В историографии революций насчитывается множество исследований, посвященных борьбе партий за массы, методологической основой которых является миф о наличии прямой взаимосвязи между текстами партийных программ и подлинным успехом конкретных партий в массах. В русле такого подхода тема ментального соответствия властных элит России пресловутым «народным массам» и, соответственно, вопросы органической совместимости российских политиков и россиян, долгое время находились за обочиной актуального интереса отечественных историков. Почему именно большевики сумели в итоге стать партией победителей, а их оппоненты превратились во «врагов народа» и на многие десятилетия сгинули из российской истории? Пожалуй, это самый важный и дискуссионный вопрос для всех историков революции. Занимаясь изучением программ партий вне преломления партийных идеологем в массовом сознании, вряд ли возможно дать на него ответ. Представляется очевидным, что ответа на поставленный вопрос в принципе невозможно найти на страницах программ. Хотя бы потому, что абсолютное большинство населения их не читали (как не читают их и теперь).

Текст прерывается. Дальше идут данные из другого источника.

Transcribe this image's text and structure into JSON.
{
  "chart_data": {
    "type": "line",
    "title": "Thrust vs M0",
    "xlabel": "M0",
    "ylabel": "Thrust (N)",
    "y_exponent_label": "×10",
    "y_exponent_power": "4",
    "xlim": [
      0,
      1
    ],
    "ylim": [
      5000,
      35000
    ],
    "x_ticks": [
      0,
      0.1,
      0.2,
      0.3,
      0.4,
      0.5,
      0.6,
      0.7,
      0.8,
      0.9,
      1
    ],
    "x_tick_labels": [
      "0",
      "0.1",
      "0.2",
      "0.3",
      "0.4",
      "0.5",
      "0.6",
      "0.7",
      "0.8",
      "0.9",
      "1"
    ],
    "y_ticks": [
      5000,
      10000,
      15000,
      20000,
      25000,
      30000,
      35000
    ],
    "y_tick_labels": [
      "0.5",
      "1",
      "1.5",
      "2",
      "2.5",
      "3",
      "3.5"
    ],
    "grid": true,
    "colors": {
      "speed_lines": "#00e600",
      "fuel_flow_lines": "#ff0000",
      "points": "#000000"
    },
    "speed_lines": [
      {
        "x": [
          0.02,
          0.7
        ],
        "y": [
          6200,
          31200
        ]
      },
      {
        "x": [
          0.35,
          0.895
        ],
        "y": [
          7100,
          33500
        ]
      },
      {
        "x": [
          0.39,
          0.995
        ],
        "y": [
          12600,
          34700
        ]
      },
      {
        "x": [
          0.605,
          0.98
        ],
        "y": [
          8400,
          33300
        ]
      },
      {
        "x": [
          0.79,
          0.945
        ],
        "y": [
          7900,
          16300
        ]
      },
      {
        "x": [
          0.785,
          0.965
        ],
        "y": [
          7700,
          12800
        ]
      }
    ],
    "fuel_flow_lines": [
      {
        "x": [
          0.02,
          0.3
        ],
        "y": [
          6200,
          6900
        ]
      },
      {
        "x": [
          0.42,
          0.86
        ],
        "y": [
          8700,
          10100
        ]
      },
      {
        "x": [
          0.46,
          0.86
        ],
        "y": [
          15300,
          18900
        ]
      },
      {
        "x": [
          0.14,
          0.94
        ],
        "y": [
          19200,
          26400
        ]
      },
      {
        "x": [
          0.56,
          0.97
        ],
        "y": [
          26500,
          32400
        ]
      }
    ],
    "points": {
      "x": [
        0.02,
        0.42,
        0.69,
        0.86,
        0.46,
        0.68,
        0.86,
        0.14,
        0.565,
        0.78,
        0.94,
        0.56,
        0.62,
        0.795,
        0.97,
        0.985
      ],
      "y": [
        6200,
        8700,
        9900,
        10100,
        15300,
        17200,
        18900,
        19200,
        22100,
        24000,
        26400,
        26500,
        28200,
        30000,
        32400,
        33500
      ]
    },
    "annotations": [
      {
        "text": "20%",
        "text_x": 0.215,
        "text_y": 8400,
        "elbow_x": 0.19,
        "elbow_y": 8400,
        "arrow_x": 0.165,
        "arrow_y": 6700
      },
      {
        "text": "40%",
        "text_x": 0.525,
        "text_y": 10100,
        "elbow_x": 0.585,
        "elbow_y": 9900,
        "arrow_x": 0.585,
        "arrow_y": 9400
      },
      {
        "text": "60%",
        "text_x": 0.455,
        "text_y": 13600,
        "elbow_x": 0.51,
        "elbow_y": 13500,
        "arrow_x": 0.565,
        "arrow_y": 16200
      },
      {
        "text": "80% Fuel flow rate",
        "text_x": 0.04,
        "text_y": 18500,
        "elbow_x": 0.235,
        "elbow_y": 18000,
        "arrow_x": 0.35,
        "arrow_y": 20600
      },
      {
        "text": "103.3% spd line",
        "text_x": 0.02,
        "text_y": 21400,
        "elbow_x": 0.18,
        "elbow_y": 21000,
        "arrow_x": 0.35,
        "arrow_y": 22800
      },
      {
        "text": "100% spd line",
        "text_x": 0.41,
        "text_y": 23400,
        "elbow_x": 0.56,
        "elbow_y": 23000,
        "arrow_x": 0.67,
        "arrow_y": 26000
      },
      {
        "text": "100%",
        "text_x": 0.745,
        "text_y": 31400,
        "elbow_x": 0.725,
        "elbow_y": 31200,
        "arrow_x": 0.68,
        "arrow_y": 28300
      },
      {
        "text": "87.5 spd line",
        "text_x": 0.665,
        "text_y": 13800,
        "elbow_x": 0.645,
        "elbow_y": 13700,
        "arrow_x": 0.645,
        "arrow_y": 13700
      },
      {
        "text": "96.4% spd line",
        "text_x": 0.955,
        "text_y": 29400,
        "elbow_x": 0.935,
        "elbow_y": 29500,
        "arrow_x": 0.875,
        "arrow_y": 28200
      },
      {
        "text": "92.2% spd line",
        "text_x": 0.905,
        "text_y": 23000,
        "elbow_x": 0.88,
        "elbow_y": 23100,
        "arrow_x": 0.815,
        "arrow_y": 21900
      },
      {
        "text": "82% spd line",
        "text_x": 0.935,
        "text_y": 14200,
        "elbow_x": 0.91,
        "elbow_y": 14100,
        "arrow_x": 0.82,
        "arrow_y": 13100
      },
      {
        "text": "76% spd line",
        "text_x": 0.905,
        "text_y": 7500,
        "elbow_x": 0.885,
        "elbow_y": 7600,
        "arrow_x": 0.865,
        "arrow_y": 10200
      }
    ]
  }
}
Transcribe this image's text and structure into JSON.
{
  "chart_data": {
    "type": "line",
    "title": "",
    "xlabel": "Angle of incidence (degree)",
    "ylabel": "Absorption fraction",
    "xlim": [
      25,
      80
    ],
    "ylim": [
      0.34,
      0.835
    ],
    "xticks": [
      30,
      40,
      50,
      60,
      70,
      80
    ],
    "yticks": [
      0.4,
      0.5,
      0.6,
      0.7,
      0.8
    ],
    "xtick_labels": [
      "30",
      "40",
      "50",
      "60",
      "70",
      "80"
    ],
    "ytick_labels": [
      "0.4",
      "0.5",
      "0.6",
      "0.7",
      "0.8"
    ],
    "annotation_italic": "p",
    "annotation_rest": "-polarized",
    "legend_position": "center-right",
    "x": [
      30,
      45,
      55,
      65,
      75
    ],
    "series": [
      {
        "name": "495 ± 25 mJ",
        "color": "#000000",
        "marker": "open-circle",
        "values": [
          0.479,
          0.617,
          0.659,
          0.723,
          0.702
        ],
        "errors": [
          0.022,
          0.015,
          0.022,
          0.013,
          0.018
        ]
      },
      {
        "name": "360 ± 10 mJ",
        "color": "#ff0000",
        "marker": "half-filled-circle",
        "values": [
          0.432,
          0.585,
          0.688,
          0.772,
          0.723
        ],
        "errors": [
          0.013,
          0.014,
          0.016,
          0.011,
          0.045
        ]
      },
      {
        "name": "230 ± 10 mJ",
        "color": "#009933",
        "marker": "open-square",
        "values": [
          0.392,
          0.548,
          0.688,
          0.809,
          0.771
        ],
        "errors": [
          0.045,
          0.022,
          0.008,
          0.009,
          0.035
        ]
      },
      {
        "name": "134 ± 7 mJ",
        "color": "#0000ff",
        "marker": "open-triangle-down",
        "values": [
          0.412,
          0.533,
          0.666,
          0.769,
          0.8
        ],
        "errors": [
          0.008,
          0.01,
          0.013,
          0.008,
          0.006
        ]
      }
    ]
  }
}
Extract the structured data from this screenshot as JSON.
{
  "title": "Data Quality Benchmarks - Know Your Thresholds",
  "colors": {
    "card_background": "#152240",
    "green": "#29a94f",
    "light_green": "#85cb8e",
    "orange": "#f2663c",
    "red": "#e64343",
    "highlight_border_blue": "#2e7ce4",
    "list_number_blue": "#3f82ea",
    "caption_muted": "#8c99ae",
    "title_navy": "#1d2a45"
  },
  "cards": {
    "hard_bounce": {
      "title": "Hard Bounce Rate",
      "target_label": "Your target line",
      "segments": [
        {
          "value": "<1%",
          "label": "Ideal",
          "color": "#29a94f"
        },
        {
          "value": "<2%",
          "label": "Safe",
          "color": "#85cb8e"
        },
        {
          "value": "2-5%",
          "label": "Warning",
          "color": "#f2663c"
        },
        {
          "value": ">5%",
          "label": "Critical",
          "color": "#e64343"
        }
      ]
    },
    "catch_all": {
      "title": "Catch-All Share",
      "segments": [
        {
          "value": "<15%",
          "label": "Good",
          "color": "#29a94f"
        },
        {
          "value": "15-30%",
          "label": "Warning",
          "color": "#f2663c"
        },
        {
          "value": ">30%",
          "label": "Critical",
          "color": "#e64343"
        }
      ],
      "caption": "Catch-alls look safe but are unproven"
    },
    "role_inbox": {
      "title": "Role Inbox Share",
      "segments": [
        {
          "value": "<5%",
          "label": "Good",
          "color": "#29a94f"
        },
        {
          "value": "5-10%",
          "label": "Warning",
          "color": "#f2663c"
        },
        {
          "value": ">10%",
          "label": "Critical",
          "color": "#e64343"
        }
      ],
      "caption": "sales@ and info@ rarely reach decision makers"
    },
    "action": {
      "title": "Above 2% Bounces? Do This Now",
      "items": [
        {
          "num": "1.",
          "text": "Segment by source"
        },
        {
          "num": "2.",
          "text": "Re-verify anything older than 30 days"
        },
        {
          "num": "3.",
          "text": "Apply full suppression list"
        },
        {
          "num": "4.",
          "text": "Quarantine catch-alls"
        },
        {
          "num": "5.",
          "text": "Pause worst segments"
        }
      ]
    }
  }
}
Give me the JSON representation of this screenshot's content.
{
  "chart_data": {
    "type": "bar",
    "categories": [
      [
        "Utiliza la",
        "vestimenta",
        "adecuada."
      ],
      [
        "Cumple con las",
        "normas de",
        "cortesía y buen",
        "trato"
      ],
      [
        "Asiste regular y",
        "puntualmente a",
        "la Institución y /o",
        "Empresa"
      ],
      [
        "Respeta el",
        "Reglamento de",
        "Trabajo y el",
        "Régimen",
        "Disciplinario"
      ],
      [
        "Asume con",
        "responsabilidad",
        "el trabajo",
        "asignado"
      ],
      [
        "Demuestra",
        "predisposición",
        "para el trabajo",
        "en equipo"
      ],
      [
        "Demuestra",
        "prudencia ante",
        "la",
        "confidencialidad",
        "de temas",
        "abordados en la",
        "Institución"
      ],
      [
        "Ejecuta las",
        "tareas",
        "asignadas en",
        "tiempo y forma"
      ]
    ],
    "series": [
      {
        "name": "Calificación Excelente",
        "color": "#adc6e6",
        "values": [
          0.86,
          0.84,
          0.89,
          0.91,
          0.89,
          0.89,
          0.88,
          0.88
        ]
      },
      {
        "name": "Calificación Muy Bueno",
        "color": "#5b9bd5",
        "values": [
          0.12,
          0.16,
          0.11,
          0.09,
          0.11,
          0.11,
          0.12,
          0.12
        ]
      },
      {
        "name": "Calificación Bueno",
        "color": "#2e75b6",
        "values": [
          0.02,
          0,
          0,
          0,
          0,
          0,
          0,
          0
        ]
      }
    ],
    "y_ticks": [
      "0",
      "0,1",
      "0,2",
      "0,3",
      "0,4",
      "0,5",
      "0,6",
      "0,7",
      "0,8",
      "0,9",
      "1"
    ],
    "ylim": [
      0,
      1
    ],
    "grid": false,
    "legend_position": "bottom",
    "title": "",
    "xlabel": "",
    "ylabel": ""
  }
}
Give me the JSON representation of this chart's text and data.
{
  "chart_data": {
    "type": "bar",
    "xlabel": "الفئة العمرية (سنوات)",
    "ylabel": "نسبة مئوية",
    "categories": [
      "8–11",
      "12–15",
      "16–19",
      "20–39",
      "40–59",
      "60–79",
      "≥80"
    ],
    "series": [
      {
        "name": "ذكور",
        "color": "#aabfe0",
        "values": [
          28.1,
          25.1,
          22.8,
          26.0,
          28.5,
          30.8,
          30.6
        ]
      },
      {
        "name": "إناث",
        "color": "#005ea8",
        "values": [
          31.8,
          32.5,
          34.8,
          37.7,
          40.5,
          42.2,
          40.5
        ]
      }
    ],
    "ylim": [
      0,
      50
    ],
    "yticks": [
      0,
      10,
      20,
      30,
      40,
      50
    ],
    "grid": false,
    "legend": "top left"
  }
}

Это относится не только к широким массам, но и к интеллигенции. Один из умнейших людей России, Розанов, так описывал причины и степень осознанности личного выбора между различными партиями: «- Подавайте, Василий Васильевич, за октябристов, - кричал Боря, попыхивая трубочкой. - Твои октябристы, Боря, болваны; но так как у жены твоей у-ди-ви-тельные плечи, а сестра твоя целомудренна и неприступна, то я подам за октябристов. И подал за них... так как квартиры д-ра Соколова (старшина эсдеков... где-то на Греческом проспекте) не мог найти, а проклятый «бюллетень», конечно, потерял в тот же день, как получил»11. Заметим, что речь идет о выборе, сделанном еще в относительно спокойное дореволюционное время. Понятно, что в революционной многоголосице партийных речей определиться с политическими симпатиями путем сравнения партийных документов и прессы неискушенному российскому избирателю было очень непросто. Знаменитый своей мистической проницательностью поэт М.А. Волошин, искренне пытавшийся осмысленно сделать партийный выбор, в мае 1917 г. жаловался, что не в состоянии сам для себя определить, в какой партии «выражалось бы то, чего можно было бы пожелать России», и признавался: «Читая газеты, я по очереди соглашаюсь с самыми противоположными мнениями»12.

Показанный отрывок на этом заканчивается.